第29章 双雪の争覇
啓明塔地塔一階、黒き円舞の大広間。
雨玥は正気を失わんばかりだった。先ほど箫木の黒木矢による襲撃があったとき、思わず救援に手を出しかけた。しかし脳裏に眩暈が一瞬走り、気づけば自分は別の場所──入り組んだ迷宮の一室に閉じ込められていた。いったい何が起こったのか、誰か教えてほしい。
「六三隊」の隊員──荘莫言たちは、監考官の雨玥が跡形もなく消えたことに気づかず、白虎六人衆「六一」隊と死闘を繰り広げていた。
一方、高天は警鐘を鳴らすように低く呼びかけた。
「敵は左前方の水幕に潜んでいる、注意を怠るな」
次の瞬間、高天の右手から魔幻のごとく四つの金属球が現れた。彼はすかさず食指と中指でひとすじにはじき出すと、金の球は水幕へ向かって飛んでいった。
「ジジ…」電流の走る音と共に、金色の球は散開して電網となり水幕を包む。その閃光に照らされ、水幕の中からは五行衆が浮かび上がった。
* 箫金は金色の長槍を構え、殺気を漲らせる。
* 箫木は黒弓黒箭を手放さず、山のように動かぬ構え。
* 箫水は蛇の如き長鞭を携え、鞭口から放たれた水幕で身を隠す。
* 箫火は炎紋の直刀を振るい、荘莫言らを睨み据える。
* 箫土は石鎚を地に突き立て、その巨大な体を盾に微笑む。
「純粋な水か…電撃で封じられるなら、火はどうか」
高天は冷笑し、今度は赤銅色の金属球をはじくと、水幕を青い火焔に一瞬で蒸発させた。まさに「水幕蒸散」の妙技。その炎線は箫水の鞭へと襲いかかる。箫火は慌てて兄弟の軍刃を斬り、赤い刃紋で青炎を受け止めたが、箫水は瞬時に水鞭を再生し、炎の中から再び鞭頭を出して箫火と連携、高天を狙い撃つ。

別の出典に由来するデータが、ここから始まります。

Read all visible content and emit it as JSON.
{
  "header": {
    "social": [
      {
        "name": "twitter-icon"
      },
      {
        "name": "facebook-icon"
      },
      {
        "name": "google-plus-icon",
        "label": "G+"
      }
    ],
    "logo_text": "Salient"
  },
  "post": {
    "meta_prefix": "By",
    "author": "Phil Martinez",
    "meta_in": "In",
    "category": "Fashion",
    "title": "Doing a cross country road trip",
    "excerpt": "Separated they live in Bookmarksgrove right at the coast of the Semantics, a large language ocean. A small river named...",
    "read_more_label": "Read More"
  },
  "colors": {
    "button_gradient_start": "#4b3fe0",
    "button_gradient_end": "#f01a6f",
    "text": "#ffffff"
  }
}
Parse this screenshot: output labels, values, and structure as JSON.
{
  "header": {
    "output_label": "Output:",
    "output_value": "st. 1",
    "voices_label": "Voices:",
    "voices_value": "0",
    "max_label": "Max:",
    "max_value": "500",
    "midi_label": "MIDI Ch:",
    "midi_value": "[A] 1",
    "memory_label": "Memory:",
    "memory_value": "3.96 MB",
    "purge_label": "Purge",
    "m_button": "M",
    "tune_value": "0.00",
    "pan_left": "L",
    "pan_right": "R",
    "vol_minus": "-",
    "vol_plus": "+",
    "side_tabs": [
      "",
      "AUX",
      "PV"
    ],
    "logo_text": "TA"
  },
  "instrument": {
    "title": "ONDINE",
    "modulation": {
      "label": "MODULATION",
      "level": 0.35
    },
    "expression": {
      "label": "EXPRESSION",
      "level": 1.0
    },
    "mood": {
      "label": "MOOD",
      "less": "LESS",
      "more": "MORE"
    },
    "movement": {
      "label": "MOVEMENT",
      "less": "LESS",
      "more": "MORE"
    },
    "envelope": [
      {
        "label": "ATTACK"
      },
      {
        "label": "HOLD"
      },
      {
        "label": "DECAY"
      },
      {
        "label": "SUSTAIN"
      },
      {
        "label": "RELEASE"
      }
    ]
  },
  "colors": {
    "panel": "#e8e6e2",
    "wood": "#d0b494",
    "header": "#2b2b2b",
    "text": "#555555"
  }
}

その隙に、元艮と元坎は銀盾を構え、箫金の槍と箫土の鎚を受け止め、司南は麗しい弧を描く挽留弓を携えて荘莫言を護り、樊清雪は無念刀を構えて右を守っている。
「清雪、司南、カウント3でいっせいに後ろの空き地へ!」
荘莫言は陣字印で味方の被害を三割減しつつ、正眼法蔵で前方の動きを読み取り、同時に第六の刺客──葉軽雪の動静を警戒する。
「1、2、3、攻!」
**樊清雪** の無念刀は雪のように軽く、雷電の如き勢いで閃く。
**司南** は左で弓を構え、赤い波打つ「相思箭」を放つ。これは司命城の豪奢なる弓使いが練成した、情の矢だ。
**葉軽雪** は隠れた位置から晶石の柔鞭槍を抜き放つ。陽と陰の「陰陽晶石」から成る六寸の槍頭と、強靭な晶石蔓を編んだ鞭体が一体となり、まさに白虎城の至宝兵器。
白と黒の槍頭が無念刀を受け止め、鞭は相思箭を弾き、殺意高く六人の激闘は熾烈を極める。
**双雪の争覇**、再びその火蓋が切って落とされた──。